E in un pomeriggio Riccardo si recò al cinema Bios, dove lo stesso film era proiettato sfasato in due sale attigue in modo che, terminata in una sala, la pellicola immediatamente riproiettata nell’altra. Iniziò lo spettacolo quando il tedesco si sedette accanto e toccò il braccio del babbo con la mano per rivolgergli la parola, ma questi scattò in piedi indispettito, trattenendosi dal prenderlo a cazzotti. Riccardo s’alzò in piedi di scatto, volendo evitare un avvicinamento sgradito a cui non era interessato, ma l’altro, prontamente, lo esortò con accento tedesco a non andarsene: «No, signore, rimanga, la prego; non mi fraintenda… Mi scusi perché mi sono seduto qui accanto, ma è da giorni che vorrei avvicinarla e solo oggi ho trovato il coraggio di farlo.

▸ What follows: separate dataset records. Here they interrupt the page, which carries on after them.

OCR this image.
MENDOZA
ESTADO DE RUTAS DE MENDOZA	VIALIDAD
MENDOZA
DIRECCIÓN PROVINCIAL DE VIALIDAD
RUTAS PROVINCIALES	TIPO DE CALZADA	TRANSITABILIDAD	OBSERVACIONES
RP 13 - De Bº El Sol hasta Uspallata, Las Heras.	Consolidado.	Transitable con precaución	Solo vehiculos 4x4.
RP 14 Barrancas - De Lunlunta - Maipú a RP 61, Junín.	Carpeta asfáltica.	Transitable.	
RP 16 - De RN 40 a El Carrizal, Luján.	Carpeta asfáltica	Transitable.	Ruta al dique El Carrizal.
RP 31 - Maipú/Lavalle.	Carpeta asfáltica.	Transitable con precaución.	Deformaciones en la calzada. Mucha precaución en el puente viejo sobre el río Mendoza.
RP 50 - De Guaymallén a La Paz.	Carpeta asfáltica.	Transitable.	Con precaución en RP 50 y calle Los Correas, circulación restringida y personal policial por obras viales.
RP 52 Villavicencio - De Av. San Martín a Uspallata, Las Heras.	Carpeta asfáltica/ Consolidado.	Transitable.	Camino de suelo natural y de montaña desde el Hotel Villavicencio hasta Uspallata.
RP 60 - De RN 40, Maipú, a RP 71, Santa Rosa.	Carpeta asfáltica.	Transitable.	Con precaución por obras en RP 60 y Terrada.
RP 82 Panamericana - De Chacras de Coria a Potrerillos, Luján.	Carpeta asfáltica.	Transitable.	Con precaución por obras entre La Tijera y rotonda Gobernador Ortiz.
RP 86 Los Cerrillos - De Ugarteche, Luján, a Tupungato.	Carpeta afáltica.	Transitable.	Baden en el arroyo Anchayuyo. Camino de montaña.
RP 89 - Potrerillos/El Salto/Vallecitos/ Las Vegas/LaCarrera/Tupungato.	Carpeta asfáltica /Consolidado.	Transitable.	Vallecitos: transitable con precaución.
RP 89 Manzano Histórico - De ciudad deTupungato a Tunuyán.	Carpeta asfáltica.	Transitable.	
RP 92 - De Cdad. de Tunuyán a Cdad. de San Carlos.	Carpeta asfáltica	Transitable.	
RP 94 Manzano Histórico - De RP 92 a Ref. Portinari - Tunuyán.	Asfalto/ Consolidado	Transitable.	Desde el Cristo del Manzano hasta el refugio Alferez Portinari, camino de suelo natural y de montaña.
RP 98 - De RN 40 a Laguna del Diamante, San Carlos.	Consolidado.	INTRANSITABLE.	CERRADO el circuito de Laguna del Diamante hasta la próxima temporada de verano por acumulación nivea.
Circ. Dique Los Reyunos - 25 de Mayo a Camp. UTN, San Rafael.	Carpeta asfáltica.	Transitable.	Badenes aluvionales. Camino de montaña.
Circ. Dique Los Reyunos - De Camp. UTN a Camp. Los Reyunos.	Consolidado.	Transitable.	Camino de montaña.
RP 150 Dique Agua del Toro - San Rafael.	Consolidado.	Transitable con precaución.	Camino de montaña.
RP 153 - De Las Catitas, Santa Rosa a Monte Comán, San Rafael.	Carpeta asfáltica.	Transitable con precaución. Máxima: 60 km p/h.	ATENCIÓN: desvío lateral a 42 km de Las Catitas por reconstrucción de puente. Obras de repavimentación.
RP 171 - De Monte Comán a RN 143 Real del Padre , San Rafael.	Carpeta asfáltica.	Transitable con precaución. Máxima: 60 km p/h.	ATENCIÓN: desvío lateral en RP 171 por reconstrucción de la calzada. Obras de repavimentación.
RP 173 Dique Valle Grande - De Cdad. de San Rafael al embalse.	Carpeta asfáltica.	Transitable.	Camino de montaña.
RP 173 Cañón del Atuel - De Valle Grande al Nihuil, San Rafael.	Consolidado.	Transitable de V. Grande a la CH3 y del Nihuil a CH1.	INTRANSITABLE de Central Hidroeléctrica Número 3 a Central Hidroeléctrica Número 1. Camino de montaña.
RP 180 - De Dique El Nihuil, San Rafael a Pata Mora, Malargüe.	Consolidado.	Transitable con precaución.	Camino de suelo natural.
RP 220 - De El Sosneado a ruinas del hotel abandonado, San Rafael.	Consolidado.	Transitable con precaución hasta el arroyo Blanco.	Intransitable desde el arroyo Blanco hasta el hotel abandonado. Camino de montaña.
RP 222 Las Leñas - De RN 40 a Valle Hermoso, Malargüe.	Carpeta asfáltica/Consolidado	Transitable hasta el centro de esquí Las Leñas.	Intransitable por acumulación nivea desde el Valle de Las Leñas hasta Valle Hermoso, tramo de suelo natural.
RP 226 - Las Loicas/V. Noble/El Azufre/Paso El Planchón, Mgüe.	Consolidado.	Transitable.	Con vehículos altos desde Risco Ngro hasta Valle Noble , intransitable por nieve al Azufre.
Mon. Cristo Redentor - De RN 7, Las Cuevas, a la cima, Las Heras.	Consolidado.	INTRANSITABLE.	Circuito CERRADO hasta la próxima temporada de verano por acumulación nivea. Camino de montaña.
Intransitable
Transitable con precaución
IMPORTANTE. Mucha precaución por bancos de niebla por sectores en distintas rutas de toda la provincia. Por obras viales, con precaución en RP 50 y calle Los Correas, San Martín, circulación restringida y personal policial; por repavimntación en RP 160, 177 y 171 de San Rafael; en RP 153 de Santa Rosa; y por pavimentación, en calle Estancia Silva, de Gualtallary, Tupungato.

Ho bisogno di parlarle su cose molto importanti.» Il Professore aveva uno sguardo schietto e Riccardo assecondò quell’inconsueto modo di fare conoscenza. «Se è un tipo balzano gli mollerò un cazzotto in faccia», pensò.

Uscirono dal cinema senza terminare la proiezione. Così raggiunsero il Mercato di Mezzo ed entrarono nell’Osteria del Sole, così cadente da apparire affollata di fantasmi. Il Professore parlava affabilmente con un marcato accento tedesco e locuzioni ricercate. Era nato a Berlino dove aveva studiato greco, latino ed ebraico. Viaggiò per l’Italia e, innamoratosi di Bologna, poco prima della dichiarazione di guerra del Kaiser Guglielmo allo Zar Nicola, prese in affitto una casa davanti all’Abbazia di Santo Stefano, la Sancta Jerusalem, per godere dall’altana la spiritualità che essa emanava. Viveva con piccoli frutti provenienti dalla vendita della casa berlinese, dava lezioni di tedesco e lettere antiche a liceali e universitari, faceva traduzioni e scriveva articoli per alcuni periodici della sua terra.